On n’est pas sérieux quand on en a seize. Les deux héros de O Révolutions, d’un côté, vert, Sam, et de l’autre, or, Hailey, tous deux seize ans, traversent le temps. L’un Roméo, l’autre l’autre versant d’une autre Roméo. Publié en 2007 par Denoël en France, O Révolutions se lit dans les deux sens. C’est une espèce d’odyssée bis. Et traduit par Claro.

D’abord l’objet. O Révolutions se compose de deux centres, deux âmes, deux narrateurs. L’un Sam, l’autre Hailey, qui rapidement se trouvent et ne se quittent plus. Pour passer de l’un à l’autre tout simplement tourner le livre. Tous deux cohabitent sur la même page. L’un en haut, l’autre, retournée, tout en bas. C’est le même périple que racontent ces deux voix, à deux voix, sur deux voies différentes, car ce périple est un road trip. À cheval, en voiture, même à pieds, mais ça bouge. On part d’un point A, qui est la première page chez Sam ou Hailey, pour rejoindre un A’, la première page, à l’envers, de Hailey ou Sam. En parallèle s’écoule l’Histoire, la nôtre. Sam et Hailey grésillent et bougent, devant un écran noir, et blanc, sur lequel y défilent, en accéléré, des documentaires historiques sous forme, succinctes, de quelques notes. Dans les faits, cela concerne la colonne sur le côté de chaque page. En visuel c’est explicite. Voici. « Vous y étiez. »

Ça. Alors. Hailey !
Hors de question d’esseuler
mon couchage, je bondis, vorace,
et la bascule à même le le sol.
Débandade des Rats musqués.
J’enlève chemise et salopette.
Glissade leste des bretelles, fuite agile
des pulls. Plus que les chaussettes.
Géant.
Baisers, d’abord, doux et brûlants.
Seins démasqués. Époustouflant. Puis
ses hanches qui tenaillent & m’avalent.
Enfin
Je tobodanse. La déshaboie.
Trempé. Râteau des ongles
sur les flancs. Secousses. Longues,
offensives. Un peu trop longues.
Puis. Shlaf.
Je pars en giclées torrentielles,
et, retourné, fais la course avec
les Lemmings
griffant le ciel, tout en
soupirant doucement :
Je ne jouirai qu’au-dehors.
 
Mark Z. Danielewski, O Révolutions, Sam, Denoël et d’ailleurs, traduction de Claro, P.47-48
Alors. Ça. Sam !
Qui ne part pas. Et me rend
mon sac à dos. C’est à mon
tour de le plaquer.
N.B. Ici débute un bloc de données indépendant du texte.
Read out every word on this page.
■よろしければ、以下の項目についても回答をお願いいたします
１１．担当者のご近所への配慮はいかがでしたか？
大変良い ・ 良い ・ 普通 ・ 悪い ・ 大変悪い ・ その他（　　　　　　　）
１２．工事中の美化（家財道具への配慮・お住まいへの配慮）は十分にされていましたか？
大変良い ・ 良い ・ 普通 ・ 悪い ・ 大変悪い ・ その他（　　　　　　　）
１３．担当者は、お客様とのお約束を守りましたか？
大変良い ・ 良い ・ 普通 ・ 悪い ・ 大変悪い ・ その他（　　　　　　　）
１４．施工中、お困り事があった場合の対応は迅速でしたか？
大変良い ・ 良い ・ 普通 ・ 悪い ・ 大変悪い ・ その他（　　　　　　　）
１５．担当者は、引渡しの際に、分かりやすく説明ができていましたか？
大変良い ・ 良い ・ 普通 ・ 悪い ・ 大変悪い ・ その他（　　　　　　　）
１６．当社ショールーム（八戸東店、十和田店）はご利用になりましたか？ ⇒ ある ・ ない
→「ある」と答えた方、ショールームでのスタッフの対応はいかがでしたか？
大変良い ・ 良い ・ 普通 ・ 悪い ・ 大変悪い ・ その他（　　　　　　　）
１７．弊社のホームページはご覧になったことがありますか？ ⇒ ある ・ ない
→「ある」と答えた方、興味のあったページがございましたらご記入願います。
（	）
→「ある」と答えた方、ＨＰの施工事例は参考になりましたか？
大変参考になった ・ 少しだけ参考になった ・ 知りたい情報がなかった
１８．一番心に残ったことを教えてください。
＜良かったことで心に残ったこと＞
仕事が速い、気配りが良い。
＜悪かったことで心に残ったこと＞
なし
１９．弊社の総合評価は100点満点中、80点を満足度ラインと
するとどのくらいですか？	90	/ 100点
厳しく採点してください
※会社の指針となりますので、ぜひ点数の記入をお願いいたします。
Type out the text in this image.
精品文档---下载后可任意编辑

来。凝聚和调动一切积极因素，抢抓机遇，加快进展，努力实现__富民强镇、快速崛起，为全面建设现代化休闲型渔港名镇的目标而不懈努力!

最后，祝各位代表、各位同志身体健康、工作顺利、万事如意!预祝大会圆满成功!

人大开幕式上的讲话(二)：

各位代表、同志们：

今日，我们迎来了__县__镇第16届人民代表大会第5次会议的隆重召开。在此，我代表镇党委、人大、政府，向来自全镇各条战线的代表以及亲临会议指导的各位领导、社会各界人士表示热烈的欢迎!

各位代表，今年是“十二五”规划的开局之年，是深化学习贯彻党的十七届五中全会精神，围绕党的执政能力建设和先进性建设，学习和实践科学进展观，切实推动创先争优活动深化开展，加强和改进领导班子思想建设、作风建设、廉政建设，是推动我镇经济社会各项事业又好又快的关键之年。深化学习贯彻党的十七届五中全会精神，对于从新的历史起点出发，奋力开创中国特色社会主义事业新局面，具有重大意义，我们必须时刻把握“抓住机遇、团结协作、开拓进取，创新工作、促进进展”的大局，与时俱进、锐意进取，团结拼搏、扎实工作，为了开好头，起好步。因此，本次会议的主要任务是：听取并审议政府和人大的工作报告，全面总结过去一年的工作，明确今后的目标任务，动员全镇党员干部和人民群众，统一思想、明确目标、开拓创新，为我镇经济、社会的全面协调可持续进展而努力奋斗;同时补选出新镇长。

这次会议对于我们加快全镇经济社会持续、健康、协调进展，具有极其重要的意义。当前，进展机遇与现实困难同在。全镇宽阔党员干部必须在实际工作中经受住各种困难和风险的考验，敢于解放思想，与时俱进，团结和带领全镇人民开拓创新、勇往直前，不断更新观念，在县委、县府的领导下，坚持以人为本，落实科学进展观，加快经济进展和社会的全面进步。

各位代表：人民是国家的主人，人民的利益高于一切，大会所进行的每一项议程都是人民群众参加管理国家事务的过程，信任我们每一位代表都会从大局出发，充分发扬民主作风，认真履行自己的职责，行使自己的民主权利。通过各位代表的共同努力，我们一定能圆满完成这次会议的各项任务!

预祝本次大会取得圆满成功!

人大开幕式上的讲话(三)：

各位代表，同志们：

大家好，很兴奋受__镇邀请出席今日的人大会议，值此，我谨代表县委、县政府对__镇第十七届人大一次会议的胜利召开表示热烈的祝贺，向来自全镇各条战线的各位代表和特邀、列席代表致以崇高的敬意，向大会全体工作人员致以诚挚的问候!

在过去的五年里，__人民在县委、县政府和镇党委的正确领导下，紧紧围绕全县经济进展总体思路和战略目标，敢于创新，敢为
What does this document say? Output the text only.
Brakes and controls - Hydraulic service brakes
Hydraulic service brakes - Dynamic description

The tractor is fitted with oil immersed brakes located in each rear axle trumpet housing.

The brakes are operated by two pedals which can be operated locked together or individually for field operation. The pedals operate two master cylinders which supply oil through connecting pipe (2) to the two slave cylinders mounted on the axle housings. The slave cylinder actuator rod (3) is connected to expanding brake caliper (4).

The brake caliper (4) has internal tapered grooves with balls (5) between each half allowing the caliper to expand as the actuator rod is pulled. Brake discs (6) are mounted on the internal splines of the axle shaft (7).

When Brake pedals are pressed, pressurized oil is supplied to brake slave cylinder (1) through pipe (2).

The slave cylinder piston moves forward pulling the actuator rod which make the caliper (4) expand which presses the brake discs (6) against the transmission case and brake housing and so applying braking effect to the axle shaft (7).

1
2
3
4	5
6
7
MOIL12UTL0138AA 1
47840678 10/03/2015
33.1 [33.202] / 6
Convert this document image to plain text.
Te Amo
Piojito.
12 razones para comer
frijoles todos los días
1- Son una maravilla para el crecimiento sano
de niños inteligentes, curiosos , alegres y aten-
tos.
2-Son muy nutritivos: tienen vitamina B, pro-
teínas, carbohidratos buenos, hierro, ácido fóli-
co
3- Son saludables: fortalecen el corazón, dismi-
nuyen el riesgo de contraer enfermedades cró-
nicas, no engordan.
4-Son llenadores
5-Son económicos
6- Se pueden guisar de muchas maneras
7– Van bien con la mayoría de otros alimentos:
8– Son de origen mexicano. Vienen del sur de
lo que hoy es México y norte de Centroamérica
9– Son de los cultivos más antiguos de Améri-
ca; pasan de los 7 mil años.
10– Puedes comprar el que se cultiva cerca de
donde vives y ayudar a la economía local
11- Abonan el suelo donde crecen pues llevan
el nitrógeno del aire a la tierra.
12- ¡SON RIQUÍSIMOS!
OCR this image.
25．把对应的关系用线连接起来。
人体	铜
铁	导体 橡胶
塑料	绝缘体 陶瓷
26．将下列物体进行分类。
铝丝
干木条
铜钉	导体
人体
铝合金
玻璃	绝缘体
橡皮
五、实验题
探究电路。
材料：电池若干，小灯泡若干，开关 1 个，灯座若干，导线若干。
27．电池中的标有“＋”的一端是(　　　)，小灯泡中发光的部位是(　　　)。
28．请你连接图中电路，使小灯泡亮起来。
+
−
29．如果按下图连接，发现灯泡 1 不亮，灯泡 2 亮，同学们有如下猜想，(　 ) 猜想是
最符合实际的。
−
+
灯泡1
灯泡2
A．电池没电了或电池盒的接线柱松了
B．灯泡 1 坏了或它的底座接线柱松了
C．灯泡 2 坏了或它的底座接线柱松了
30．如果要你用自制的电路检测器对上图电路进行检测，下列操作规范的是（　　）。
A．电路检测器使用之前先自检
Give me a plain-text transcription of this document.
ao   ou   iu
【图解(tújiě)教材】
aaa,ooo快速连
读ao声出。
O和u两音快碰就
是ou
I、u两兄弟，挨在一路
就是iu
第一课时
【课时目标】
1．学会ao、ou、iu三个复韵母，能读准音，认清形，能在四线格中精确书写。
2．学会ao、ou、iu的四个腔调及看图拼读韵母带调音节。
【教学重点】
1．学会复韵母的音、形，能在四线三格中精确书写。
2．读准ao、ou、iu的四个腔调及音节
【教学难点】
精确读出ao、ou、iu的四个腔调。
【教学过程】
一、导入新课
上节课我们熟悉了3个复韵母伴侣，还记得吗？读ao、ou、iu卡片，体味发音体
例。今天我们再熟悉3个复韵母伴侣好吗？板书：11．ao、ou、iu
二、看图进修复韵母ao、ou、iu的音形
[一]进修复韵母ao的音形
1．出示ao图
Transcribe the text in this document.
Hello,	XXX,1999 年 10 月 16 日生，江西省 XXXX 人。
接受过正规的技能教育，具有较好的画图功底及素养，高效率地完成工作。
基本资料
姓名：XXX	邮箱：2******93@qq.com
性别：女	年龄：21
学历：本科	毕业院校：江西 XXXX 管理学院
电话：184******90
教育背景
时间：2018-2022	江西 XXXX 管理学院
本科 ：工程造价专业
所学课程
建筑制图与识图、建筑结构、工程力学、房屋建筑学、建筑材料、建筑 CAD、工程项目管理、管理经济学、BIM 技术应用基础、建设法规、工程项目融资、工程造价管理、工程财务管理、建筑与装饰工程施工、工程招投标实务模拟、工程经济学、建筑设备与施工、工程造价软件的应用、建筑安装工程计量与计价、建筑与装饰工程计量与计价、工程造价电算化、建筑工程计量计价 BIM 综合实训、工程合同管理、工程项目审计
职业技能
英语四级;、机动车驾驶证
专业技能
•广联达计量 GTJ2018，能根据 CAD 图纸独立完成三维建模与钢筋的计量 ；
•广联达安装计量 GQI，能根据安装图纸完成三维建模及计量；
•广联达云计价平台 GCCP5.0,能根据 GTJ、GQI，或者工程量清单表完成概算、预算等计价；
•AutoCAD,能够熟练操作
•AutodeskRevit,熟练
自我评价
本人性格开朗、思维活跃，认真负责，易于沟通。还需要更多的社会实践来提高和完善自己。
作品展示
Il chavire,
s’étale dans les Becs-de-grue.
J’ôte mon corsage, zappe
mon minishort. Le désalopette.
Hop. Garde les chaussettes.
Petit.
Baisers alors, mouillés mais fins.
Tétons superbes. Tendus. Puis
ratés. Décales, déboussoles.
Puis.
Je le tressaute entier. M’encolle
à sa nudité. Peaux qui rissolent.
J’affirme mon assise et irrigue
ses cuisses de frissons.
Puis. Déjà sorti.
Sam s’absente de moi,
dents serrées, semence volante,
et coule à mes côtés.
À peine remis,
il gémit ceci :
Je ne jouirai qu’au-dehors.
 
Mark Z. Danielewski, O Révolutions, Hailey, Denoël et d’ailleurs, traduction de Claro, P.47-48

C’est-à-dire que ce que vit Hailey Sam le vit, de l’autre côté du livre et dans l’autre sens de lecture. Ici une passion amoureuse, plus loin une virée en bagnole, avant des luttes avec des cons. Chacun son sens, sa couverture de livre, bifide, qui articule avec deux langues. Mais la contrainte va plus loin et j’en reviens au titre : « Révolutions ». Chaque demi-page contient précisément 90 mots (hors colonne historique), donc 180 sur une page entière et 360 lorsque le livre ouvert vous tient droit dans ses yeux, 360° de pleine révolution. L’histoire de Sam commence en 1863 et se termine en 1963. Celle d’Hailey en 1963 pour se finir en 2063. Temps au cours duquel viendra caracoler l’Histoire. Mais en deux siècles ni l’une ni l’autre ne prennent une ride. Ils ont toujours et à jamais seize ans.

Je suis le baladin auquel
enfin on tient. Qu’on use.
Je suis leur permis mineur.
Je suis le kid.
 
Sam, P. 164
Je suis la Satiété qu’ils
n’auront jamais. Qu’ils ratent.
Je suis leur gant de gosse.
Je suis la môme.
 
Hailey, P. 164

La langue (les deux) est bien, sont bien, si bien carrément adolescente, car son corps mue. Les mots parfois se télescopent, s’éclatent alors néologismes et mots-valises, peut-être ou bien sans doute bien déformés par le prisme de la traduction. Récit intraduisible, O Révolutions est superbientraduit par le poète Claro. J’aurais aimé tomber sur une version VO, PDF par exemple, juste comme ça pour pouvoir, en index, m’y reporter, puis l’envie est passée et ne m’est plus revenue, signe que bon.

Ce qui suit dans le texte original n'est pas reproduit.